In its statement obtained by Energy Vanguard, the organisation stated: “The birth of the DoC built on the successful ‘Algiers Accord’, signed in Algiers, Algeria, September 28, 2016 at the 170th (Extraordinary) Meeting of the OPEC Conference and the subsequent ‘Vienna Agreement’, decided on November 30 of the same year in Vienna, Austria, at the 171st Meeting of the OPEC Conference. 

The Declaration of Cooperation is an unprecedented collaborative framework of leading oil producers that saw the need to come together during a critical juncture in the global oil industry. 

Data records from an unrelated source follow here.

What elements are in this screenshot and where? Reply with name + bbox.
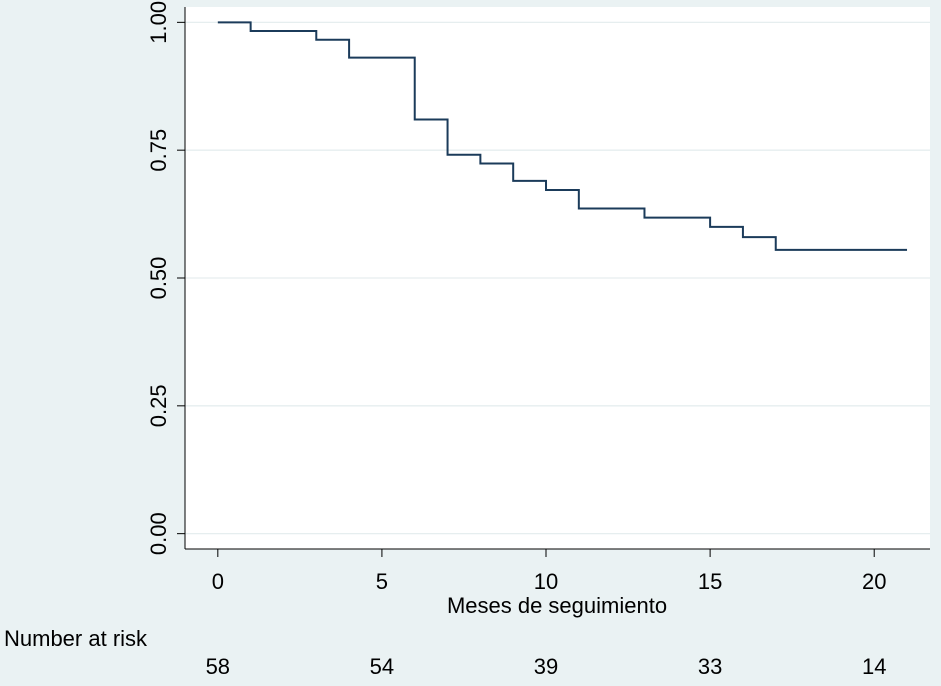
y-tick-label-1: 0.25 (146, 384, 171, 427)
risk-counts: 58 54 39 33 14 (206, 654, 887, 679)
x-tick-label-0: 0 (212, 569, 224, 594)
number-at-risk-label: Number at risk (4, 626, 148, 651)
x-axis-label: Meses de seguimiento (447, 593, 667, 618)
x-tick-label-4: 20 (862, 569, 886, 594)
x-ticks: 0 5 10 15 20 (212, 549, 886, 594)
risk-count-2: 39 (534, 654, 558, 679)
y-ticks: 0.00 0.25 0.50 0.75 1.00 (146, 1, 185, 555)
x-tick-label-1: 5 (376, 569, 388, 594)
survival-curve (217, 21, 908, 251)
risk-count-0: 58 (206, 654, 230, 679)
x-tick-label-3: 15 (698, 569, 722, 594)
risk-count-3: 33 (698, 654, 722, 679)
y-tick-label-3: 0.75 (146, 129, 171, 172)
risk-count-1: 54 (370, 654, 394, 679)
y-tick-label-0: 0.00 (146, 512, 171, 555)
risk-count-4: 14 (862, 654, 886, 679)
y-tick-label-4: 1.00 (146, 1, 171, 44)
grid-lines (185, 21, 930, 535)
x-tick-label-2: 10 (534, 569, 558, 594)
y-tick-label-2: 0.50 (146, 257, 171, 300)
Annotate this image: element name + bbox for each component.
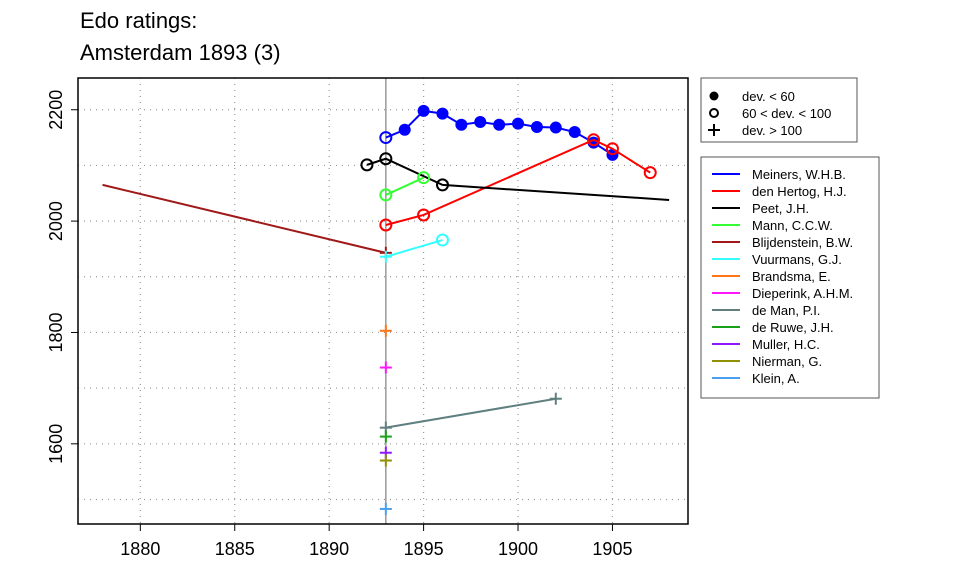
y-tick-label: 1800	[46, 312, 66, 352]
legend-label: Dieperink, A.H.M.	[752, 286, 853, 301]
data-point	[360, 158, 374, 172]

“If it was not for this group of countries and the courageous act that they have undertaken, the oil sector would, without a doubt, be in a different situation. Looking back to 2016, very few believed that the collaborative efforts would grow and evolve into a major, robust cooperative force to help restore much needed stability in the global oil market. However, the 23 oil-producing countries have continued to rise to the challenges they have encountered, including instrumenting effective and visionary policies to combat the devastating impact of the COVID-19 pandemic.”

“The inaugural OPEC and non-OPEC Ministerial Meeting saw participating countries take several decisions in view of oil market conditions and prospects in the short and medium terms, as well as in recognition of the need for joint cooperation by oil producers to achieve sustainable oil market stability in the interest of producers, consumers, investors and the global economy. It also recalled the rights of peoples and nations to permanent sovereignty over their natural wealth and resources.

“Non-OPEC participants adopted a voluntary downward production adjustment, supporting OPEC’s decision of the 171st Meeting of the OPEC Conference. Additionally, three non-OPEC countries joined the high-level ministerial monitoring committee established through the ‘Vienna Agreement’, which is mandated to review the decisions’ successful implementation. The Ministers also highlighted the importance of strengthening cooperation at the technical level.

“In response to the severe oil market contraction caused by the COVID-19 pandemic, the DoC’s 23 countries adopted the largest-in-size and longest-in-time voluntary oil production adjustment in the history of OPEC and the oil industry, demonstrating their continued commitment to a stable oil market.”